Gone in a second
Something devastating happened to my family last week. We all stopped in our tracks and only one thing was important, and that was the health of my family member. No amount of money, we have soon realised, can fix the problem. No amount of connections, can ease the pain. Nothing other than prays and faith that the best outcome is all we can hope for.
As an entrepreneur I've been complacent. I have often not had enough gratitude for how far I have come and what I have achieved, nor the people who have helped me get there. The latter I can say with confidence, is not because I don't appreciate everyone around me, but quite simply, once I have conquered one thing, I am onto the next.
They say entrepreneurship is tough. It requires incredible resilience, patience, passion and a certain amount of luck - although they do say 'you make your own luck'.
I have experienced every high and low of entrepreneurship, and had my fair share of lessons. I have had good and bad employees. Honest and dishonest one's too. And of course the cunning type who have found the buzz words that seems to be so freely utilised as their equivalent of blackmail. I fortunately am not one to fall for that, and I certainly do not reward bad behaviour. My mentors taught me that earlier on, and it is something that I largely stick to.

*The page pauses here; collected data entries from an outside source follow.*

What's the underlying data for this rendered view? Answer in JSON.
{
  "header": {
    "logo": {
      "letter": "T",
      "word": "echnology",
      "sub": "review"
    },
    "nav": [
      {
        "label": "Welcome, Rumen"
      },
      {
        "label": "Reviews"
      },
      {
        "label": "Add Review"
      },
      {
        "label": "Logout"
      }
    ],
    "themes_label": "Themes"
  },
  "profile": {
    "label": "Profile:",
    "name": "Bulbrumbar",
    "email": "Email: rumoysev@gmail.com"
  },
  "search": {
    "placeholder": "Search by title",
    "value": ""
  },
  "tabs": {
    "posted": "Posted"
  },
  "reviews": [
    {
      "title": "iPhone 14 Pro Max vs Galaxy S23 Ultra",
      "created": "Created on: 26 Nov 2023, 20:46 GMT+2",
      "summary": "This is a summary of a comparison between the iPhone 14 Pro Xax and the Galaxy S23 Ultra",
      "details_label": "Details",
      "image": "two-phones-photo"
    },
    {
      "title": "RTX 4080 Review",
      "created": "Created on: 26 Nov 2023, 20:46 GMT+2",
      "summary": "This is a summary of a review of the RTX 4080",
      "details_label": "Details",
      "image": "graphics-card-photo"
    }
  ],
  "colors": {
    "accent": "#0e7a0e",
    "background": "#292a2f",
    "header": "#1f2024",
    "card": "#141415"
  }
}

Health, it seems, is more important than any other aspect of life, other than love. Without good health, life is unbearable and in worse case scenario, a ticking time bomb.
Faced with an incident that is catastrophic, I fell apart. It appears that I am not as strong as I thought I was, nor am I able to always see the glass half full. I found myself wallowing in the worse case outcome, not the best case - and it is not a good place to be.
After a good nights sleep, I went back to being me. That is, the person I am most familiar with and that person always thinks about the positives and believes that miracles do happen. I started to think about solutions, not the problem and to try in earnst to get everyone on track to focusing on that 1% chance that the absolute best case would be 'our case'.
I can't begin to imagine what it is like to be in the shoes of a person who has lost something that is part of their being. It hasn't happened to me. Yes, I have had family members pass including my father. A couple of closest friends die unexpectantly, and of course, the horrific outcomes of car accidents, in particular when my brother at the age of 23 years became a quadraplegic.
I started off life as a sickly child, and had pneumonia when I was a teenager and spent a month in hospital, then in my thirties, I had chronic fatigue. Along with a few sinus operations - that is my entire repertoire of illnesses. Nothing too harsh, or life threatening. I feel fortunate. At my age, I am pretty healthy. I complain over the pollens in the air - but other than that, I don't even get the flu or a cold.
How lucky am I?
But life can change, and this wake up call reminds me not to take life for granted. Life is meant to be lived, but there are rules and boundaries for a reason. Reaching for the stars and pushing ourselves to reach our full potential is a blessing. Waking up and appreciating everything around us, and perhaps meditating and soaking in our surrounds sometimes can give us a sense of what is real.
Importantly, choosing to do more, not just for ourselves but for others, is life changing. Something that we all can do, and it doesn't cost a thing.